With the implementation of the locking mechanisms 72 and 74, which can be mechanical latches or hydraulic latches or any other suitable mechanism and which can be under the control of the controller 90, the brakes 34 and 36 can be considered holding brakes. That is, prior to or at a start event, the locking mechanisms 72 and 74 are activated to ready the brakes 34 and 36, respectively. In the alternate embodiment, the locking mechanism 75 is activated to ready clutch 26. In still another embodiment, only one of the locking mechanisms 72, 74, and 75 is activated. As such, the transmission pump 80 or the accumulator 81 or the auxiliary pump 83 only has to provide sufficient pressure or sufficient volume of hydraulic fluid to engage two of the remaining torque transmitting mechanisms 26, 28, 30, and 32 for first, reverse, or second gear. Hence, with the use of the locking mechanisms 72, and 74, the transmission pump 80 or the accumulator 81 or the auxiliary pump 83 is required to provide pressure or fluid volume for two torque transmitting mechanisms for a start event, whereas without the locking mechanisms 72 and 74, the transmission pump 80 or the accumulator 81 or the auxiliary pump 83 is required to provide pressure or fluid volume for four torque transmitting mechanisms for a start event.
The locking mechanisms 72 and 74 are directly coupled to their respective brakes 34 and 36 and may be of various types.

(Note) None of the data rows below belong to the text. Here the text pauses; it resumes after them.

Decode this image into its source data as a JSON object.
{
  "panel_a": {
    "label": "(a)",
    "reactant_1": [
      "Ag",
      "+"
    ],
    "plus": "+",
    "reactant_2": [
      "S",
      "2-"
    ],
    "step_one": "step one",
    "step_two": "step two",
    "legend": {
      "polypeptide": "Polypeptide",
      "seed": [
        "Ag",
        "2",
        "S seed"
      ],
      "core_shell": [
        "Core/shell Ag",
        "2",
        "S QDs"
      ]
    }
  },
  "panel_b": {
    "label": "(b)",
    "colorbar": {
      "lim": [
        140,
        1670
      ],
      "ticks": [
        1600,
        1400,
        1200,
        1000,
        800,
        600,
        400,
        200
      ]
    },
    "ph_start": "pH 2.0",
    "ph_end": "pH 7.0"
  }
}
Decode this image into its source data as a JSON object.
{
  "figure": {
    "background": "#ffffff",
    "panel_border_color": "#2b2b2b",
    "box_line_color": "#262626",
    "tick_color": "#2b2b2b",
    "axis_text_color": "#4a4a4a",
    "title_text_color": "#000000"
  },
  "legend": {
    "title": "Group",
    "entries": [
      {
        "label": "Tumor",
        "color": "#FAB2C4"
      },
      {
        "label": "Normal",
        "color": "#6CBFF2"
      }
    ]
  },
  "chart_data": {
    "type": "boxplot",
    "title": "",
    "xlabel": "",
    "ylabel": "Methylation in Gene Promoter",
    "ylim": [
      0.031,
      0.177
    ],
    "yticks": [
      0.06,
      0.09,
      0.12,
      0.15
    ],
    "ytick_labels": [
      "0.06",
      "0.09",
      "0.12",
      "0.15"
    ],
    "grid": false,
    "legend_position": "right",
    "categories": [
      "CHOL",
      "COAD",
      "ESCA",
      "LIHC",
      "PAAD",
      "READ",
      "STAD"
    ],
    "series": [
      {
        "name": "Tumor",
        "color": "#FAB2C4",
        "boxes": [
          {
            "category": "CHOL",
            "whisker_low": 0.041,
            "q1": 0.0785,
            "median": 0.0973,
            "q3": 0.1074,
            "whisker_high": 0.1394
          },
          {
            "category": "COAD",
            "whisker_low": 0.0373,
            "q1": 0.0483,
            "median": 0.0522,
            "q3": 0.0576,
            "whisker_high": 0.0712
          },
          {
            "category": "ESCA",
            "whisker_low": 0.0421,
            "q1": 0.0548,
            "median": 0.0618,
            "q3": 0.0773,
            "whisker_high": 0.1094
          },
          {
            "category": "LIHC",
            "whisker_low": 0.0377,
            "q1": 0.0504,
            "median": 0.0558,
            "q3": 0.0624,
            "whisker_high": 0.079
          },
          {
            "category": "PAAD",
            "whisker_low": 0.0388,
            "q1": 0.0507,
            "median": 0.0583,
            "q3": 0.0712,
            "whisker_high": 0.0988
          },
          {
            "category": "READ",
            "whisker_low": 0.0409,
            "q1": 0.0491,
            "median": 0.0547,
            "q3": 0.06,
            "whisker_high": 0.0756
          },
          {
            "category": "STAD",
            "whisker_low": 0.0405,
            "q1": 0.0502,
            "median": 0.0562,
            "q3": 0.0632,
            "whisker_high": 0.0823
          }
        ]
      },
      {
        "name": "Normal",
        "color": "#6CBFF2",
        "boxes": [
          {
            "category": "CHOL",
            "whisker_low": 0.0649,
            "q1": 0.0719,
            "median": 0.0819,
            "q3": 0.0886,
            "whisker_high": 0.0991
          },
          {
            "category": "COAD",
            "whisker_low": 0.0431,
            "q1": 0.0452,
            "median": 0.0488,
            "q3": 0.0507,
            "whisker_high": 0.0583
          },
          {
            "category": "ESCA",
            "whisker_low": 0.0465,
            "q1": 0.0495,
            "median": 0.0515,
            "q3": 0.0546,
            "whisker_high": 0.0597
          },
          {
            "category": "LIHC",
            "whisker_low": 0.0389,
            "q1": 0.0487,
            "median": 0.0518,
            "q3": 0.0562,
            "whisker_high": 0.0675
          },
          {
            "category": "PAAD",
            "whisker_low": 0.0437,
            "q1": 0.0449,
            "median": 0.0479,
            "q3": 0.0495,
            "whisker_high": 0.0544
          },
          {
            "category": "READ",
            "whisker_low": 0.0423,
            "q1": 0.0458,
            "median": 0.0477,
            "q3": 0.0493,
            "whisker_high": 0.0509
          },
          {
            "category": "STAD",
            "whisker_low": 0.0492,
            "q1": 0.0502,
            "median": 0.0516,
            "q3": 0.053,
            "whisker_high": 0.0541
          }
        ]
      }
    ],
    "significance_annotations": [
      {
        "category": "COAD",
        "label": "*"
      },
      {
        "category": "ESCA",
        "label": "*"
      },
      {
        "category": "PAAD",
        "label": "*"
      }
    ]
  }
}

For example, locking mechanisms are described in, but are not limited to, U.S. Provisional Application No. 61/636,963, filed Apr. 23, 2012, and U.S. Provisional Application No. 61/640,944, filed May 1, 2012, the contents of which are incorporated herein by reference in their entirety.
The description of the invention is merely exemplary in nature and variations that do not depart from the gist of the invention are intended to be within the scope of the invention. Such variations are not to be regarded as a departure from the spirit and scope of the invention.